La consommation des ménages a dévissé
Sur l’ensemble de l’année 2019, la croissance nippone s’est ainsi établie à +0,7 %, a précisé l’exécutif, un chiffre toutefois susceptible d’être revu ultérieurement, de même que celui du 4e trimestre. La consommation des ménages, principale responsable de la dégringolade constatée à la fin de l’an passé, a dévissé de 3 % sur un trimestre et les investissements des entreprises du secteur privé (hors biens fonciers) ont reflué de 3,7 % “le pire plongeon depuis celui enduré lors de la récession en 2008/2009”, souligne dans une note Marcel Thieliant de Capital Economics.
“La baisse de la consommation des ménages est en phase avec les attentes, mais celle investissements des entreprises est vraiment forte”, a souligné pour sa part Kazuma Maeda, de Barclays Securities, pour l’agence Bloomberg.
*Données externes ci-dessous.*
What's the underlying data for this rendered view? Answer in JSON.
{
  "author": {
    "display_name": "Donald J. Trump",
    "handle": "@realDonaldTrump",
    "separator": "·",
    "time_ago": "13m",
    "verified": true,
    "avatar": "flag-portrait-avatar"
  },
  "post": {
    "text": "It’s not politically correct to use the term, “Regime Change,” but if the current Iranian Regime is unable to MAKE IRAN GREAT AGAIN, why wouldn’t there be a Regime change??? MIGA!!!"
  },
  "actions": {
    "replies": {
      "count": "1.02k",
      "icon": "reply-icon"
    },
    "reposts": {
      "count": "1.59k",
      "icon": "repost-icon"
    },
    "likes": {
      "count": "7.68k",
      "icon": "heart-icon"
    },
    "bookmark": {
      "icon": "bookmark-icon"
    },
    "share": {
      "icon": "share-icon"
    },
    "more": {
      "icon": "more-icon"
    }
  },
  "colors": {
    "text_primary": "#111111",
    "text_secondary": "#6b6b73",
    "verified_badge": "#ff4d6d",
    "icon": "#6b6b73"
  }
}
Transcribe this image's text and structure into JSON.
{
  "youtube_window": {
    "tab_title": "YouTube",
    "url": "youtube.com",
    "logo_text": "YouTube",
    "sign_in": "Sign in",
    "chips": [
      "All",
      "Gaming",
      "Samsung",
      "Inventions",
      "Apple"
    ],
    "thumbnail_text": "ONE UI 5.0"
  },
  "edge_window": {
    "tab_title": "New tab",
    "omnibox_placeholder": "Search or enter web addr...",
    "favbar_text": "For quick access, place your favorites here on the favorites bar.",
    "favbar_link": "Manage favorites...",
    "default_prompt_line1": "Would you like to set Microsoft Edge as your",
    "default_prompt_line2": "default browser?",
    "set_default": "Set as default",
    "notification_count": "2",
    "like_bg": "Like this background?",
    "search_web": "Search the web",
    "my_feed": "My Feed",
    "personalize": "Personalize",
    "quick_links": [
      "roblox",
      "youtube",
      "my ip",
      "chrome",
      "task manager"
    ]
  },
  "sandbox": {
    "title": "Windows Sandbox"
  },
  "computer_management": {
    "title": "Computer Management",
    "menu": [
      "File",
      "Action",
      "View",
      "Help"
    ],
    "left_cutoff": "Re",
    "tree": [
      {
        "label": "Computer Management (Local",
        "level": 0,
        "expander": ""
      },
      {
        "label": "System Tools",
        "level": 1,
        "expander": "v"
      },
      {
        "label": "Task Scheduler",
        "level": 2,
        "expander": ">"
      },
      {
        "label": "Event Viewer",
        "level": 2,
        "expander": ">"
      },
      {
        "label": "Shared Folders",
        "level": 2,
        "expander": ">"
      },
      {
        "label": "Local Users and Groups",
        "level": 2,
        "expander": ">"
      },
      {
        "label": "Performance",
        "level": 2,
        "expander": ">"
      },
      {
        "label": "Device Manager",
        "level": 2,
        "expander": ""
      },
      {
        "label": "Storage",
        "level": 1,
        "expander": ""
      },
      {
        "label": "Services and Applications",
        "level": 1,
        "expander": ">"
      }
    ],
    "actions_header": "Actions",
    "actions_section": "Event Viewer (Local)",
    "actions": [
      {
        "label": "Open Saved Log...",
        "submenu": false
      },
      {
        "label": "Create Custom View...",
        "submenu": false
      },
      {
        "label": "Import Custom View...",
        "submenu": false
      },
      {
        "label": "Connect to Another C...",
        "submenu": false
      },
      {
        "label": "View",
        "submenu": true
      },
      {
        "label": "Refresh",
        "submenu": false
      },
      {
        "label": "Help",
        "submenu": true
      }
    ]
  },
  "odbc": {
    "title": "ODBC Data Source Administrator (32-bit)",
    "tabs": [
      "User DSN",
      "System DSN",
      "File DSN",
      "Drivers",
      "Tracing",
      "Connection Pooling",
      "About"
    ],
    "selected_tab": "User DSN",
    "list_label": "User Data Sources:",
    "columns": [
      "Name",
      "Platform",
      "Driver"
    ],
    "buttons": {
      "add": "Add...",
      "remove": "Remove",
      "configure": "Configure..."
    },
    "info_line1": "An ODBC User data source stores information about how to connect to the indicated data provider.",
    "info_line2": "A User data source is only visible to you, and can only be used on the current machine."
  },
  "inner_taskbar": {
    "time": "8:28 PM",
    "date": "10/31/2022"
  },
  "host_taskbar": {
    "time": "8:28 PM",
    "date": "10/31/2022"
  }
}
La hausse de 0,4 % de la demande publique n’a pas suffi à compenser. Auparavant fixée à 8 %, la TVA est passée à 10 % sur la plupart des produits et services le 1er octobre 2019, hormis pour l’alimentation non consommée sur place et les journaux. Le gouvernement a pris diverses dispositions pour limiter les dégâts sur l’activité économique (ristournes sous forme de points en cas de paiement par carte ou porte-monnaie électronique), mais cela n’a pas empêché les consommateurs d’effectuer leurs gros achats avant l’augmentation, d’où le contrecoup constaté ensuite.
Le coronavirus, une réelle inconnue
Les Japonais ont aussi souffert du passage de plusieurs typhons meurtriers, dont Hagibis en octobre, ce qui a aussi un impact important sur le commerce. S’ajoutent à cela les effets négatifs de la guerre commerciale sino-américaines sur les exportations japonaises. La signature d’un accord préliminaire entre Pékin et Washington a apaisé les craintes sur ce volet, mais l’émergence soudaine du nouveau coronavirus en Chine fait planer une menace d’ampleur. “Est-ce qu’il faut craindre une nouvelle décroissance en janvier-mars à cause de ce virus ? Difficile à dire, mais la chute est telle sur la période précédente qu’on peut au moins s’attendre à un petit rebond de la consommation”, estime Kazuma Maeda.
“Il faut se préparer à une décroissance aussi au premier trimestre 2020”, juge en revanche Marie Iwashita de Daiwa Securities. Pour Takashi Shiono de Credit Suisse Securities, “des répercussions massives du coronavirus sont à redouter sur le secteur des services”. Le flux de touristes chinois qui alimentait ces dernières années la croissance économique nippone est stoppé net depuis que Pékin a de facto interdit à ses ressortissants de passer leurs vacances à l’étranger. Des magasins de Tokyo, des hôtels traditionnels de Hokkaido et autres lieux qui n’étaient pour ainsi dire fréquentés que par de riches Chinois sont désormais quasi désertés.
Cette épidémie, dont certains redoutent qu’elle ne se transforme en pandémie, tombe d’autant plus mal pour le Japon que doivent se tenir dans moins de six mois les jeux olympiques de Tokyo. “Avant même la publication des chiffres de 4e trimestre 2019, nous étions parmi les rares à penser que le PIB japonais se contracterait cette année 2020, mais désormais notre pronostic d’un recul de 0,2 % nous semble optimiste”, précise Marcel Thieliant. Afin de conjurer le pire, le gouvernement japonais a déjà annoncé, avant même que ne surgisse le coronavirus, un plan massif de soutien économique de près de 110 milliards d’euros, recette traditionnelle du Japon pour doper l’activité.